A christening is an occasion, third only to weddings and funerals. Best suits and poshest dresses – worn to longer or shorter lengths depending on generation and daring – are donned, along with a variety of styles of hat. One grandmother is turned out like the Queen mother; another goes hatless, wears a white knee-length dress, stops to talk and smile into the camera, and takes photos of the party assembled outside the church afterwards.

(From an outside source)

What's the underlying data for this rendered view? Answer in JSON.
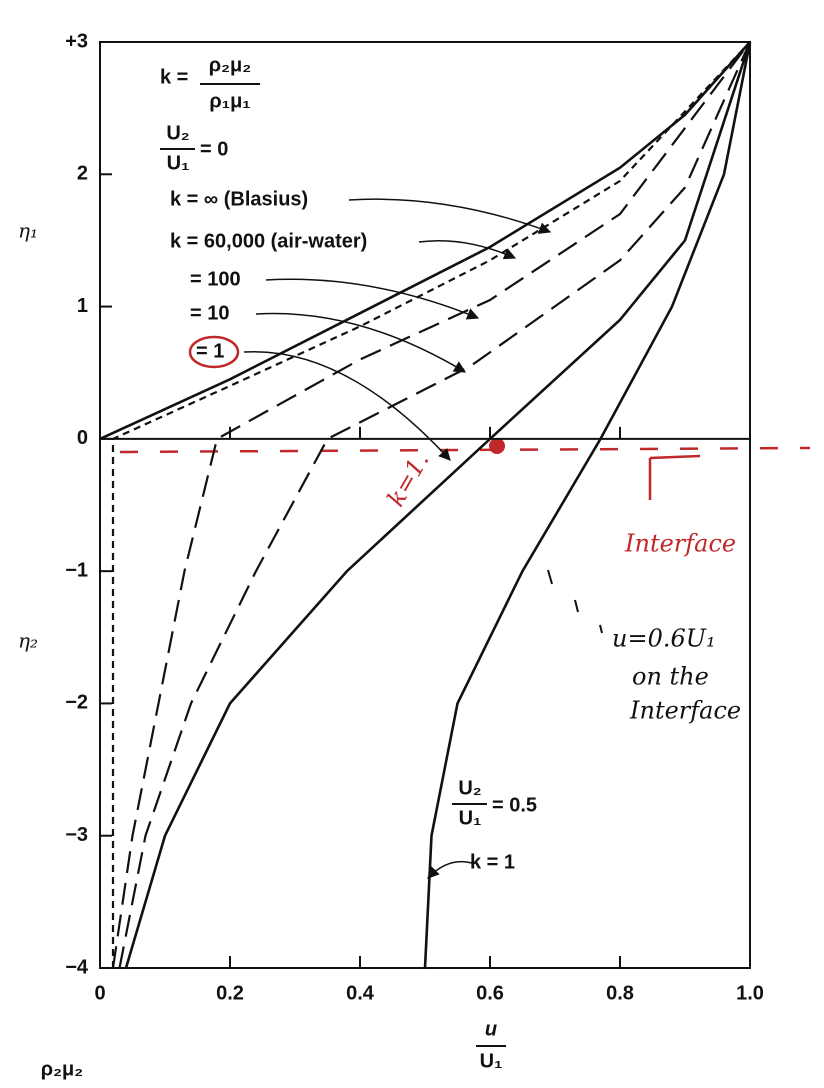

It’s my christening, to be precise. Predominantly because it was the done thing then, rather than as a result of any strong convictions on my parents’ part, I am being inducted into a faith I no longer have, that did not make it past childhood. But I still have the bible my youngest uncle and godparent gave me that day. I spent a lot of time leafing through its thin pages as a child, fascinated more by its clean, simple line drawings of an ancient, biblical world than by the Word of the Lord. Exposure to three different religions as I was schooled, and more critically a sense that if there were a God, he had decided not to keep his eye on my family, meant that whatever faith being christened conferred upon me was lost by the age of twelve or thirteen. I remember then standing my ground one Sunday morning and telling my mother that I was not going to church again.
It seems that All Saints’ Church is close enough to our New Haw house that everyone is walking to it. My paternal grandfather waves a ‘hail fellow, well met’ greeting to camera from across the street. And standing out from the footage much less, there is my maternal grandfather, tall, grey-haired, black glasses, looking somewhat socially stiff and a little apart, certainly not at all keen to be centre-stage or filmed.

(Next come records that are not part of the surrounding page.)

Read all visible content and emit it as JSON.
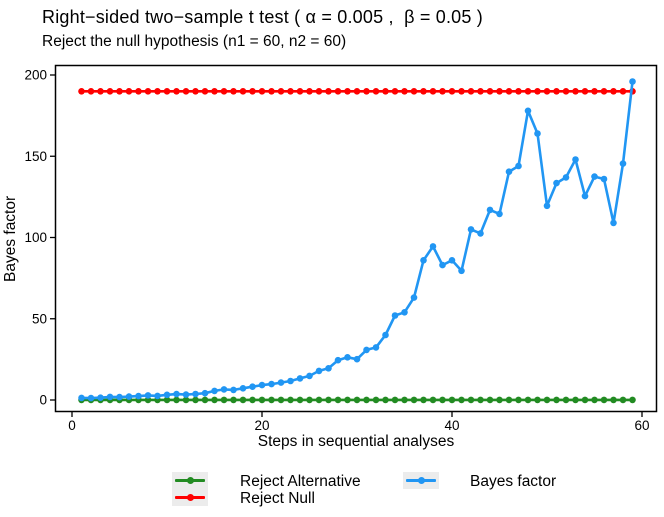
{
  "window": {
    "background": "#FFFFFF",
    "panel_border_color": "#000000"
  },
  "chart_data": {
    "type": "line",
    "title": "Right−sided two−sample t test ( α = 0.005 ,  β = 0.05 )",
    "subtitle": "Reject the null hypothesis (n1 = 60, n2 = 60)",
    "xlabel": "Steps in sequential analyses",
    "ylabel": "Bayes factor",
    "x_ticks": [
      0,
      20,
      40,
      60
    ],
    "y_ticks": [
      0,
      50,
      100,
      150,
      200
    ],
    "xlim": [
      -1.8,
      61.6
    ],
    "ylim": [
      -7.4,
      206
    ],
    "grid": false,
    "legend_position": "bottom",
    "legend_key_background": "#ECECEC",
    "series": [
      {
        "name": "Reject Alternative",
        "type": "constant",
        "y": 0.05,
        "x_start": 1,
        "x_end": 59,
        "color": "#228B22"
      },
      {
        "name": "Reject Null",
        "type": "constant",
        "y": 190,
        "x_start": 1,
        "x_end": 59,
        "color": "#FF0000"
      },
      {
        "name": "Bayes factor",
        "type": "line",
        "x_start": 1,
        "color": "#2196F3",
        "values": [
          1.3,
          1.2,
          1.4,
          1.9,
          1.8,
          2.1,
          2.4,
          2.8,
          2.5,
          3.2,
          3.6,
          3.3,
          3.7,
          4.2,
          5.6,
          6.5,
          6.2,
          7.2,
          8.2,
          9.2,
          9.8,
          10.7,
          11.7,
          13.3,
          14.8,
          17.9,
          19.5,
          24.5,
          26.3,
          25.1,
          30.8,
          32.4,
          40.0,
          52.0,
          54.0,
          63.0,
          86.0,
          94.5,
          83.0,
          86.0,
          79.5,
          105.0,
          102.5,
          117.0,
          114.5,
          140.5,
          144.0,
          178.0,
          164.0,
          119.5,
          133.5,
          137.0,
          148.0,
          125.5,
          137.5,
          136.0,
          109.0,
          145.5,
          196.0
        ]
      }
    ]
  }
}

In among the older generation of relatives are my father and two of his brothers, sharp in suits, thin ties and sideburns. By a process of elimination, the eldest of the four brothers was the one tasked with filming proceedings. And he captures it all. Elderly great-aunts wear elderly great-aunt spectacles. My maternal great-grandmother, whose face has slipped, presumably because of a stroke. Outside the church, jokes are shared and smoke is puffed into the sky. His job of bringing a new soul into the fold done, we even see the vicar walking off down the road, garments flapping in the summer breeze. It’s a shame that he didn’t take the chance to dance off into the distance in the manner of Eric and Ernie at the end of their TV show, legs and arms alternately hoicked out to either side.
The tallest man in Britain at the time also seems to have attended (best observed standing next to my mother in her white sun hat at 2:23), for extra propitiousness. I thank him for that, and all my relatives, the living and the dead, for being there for me that day.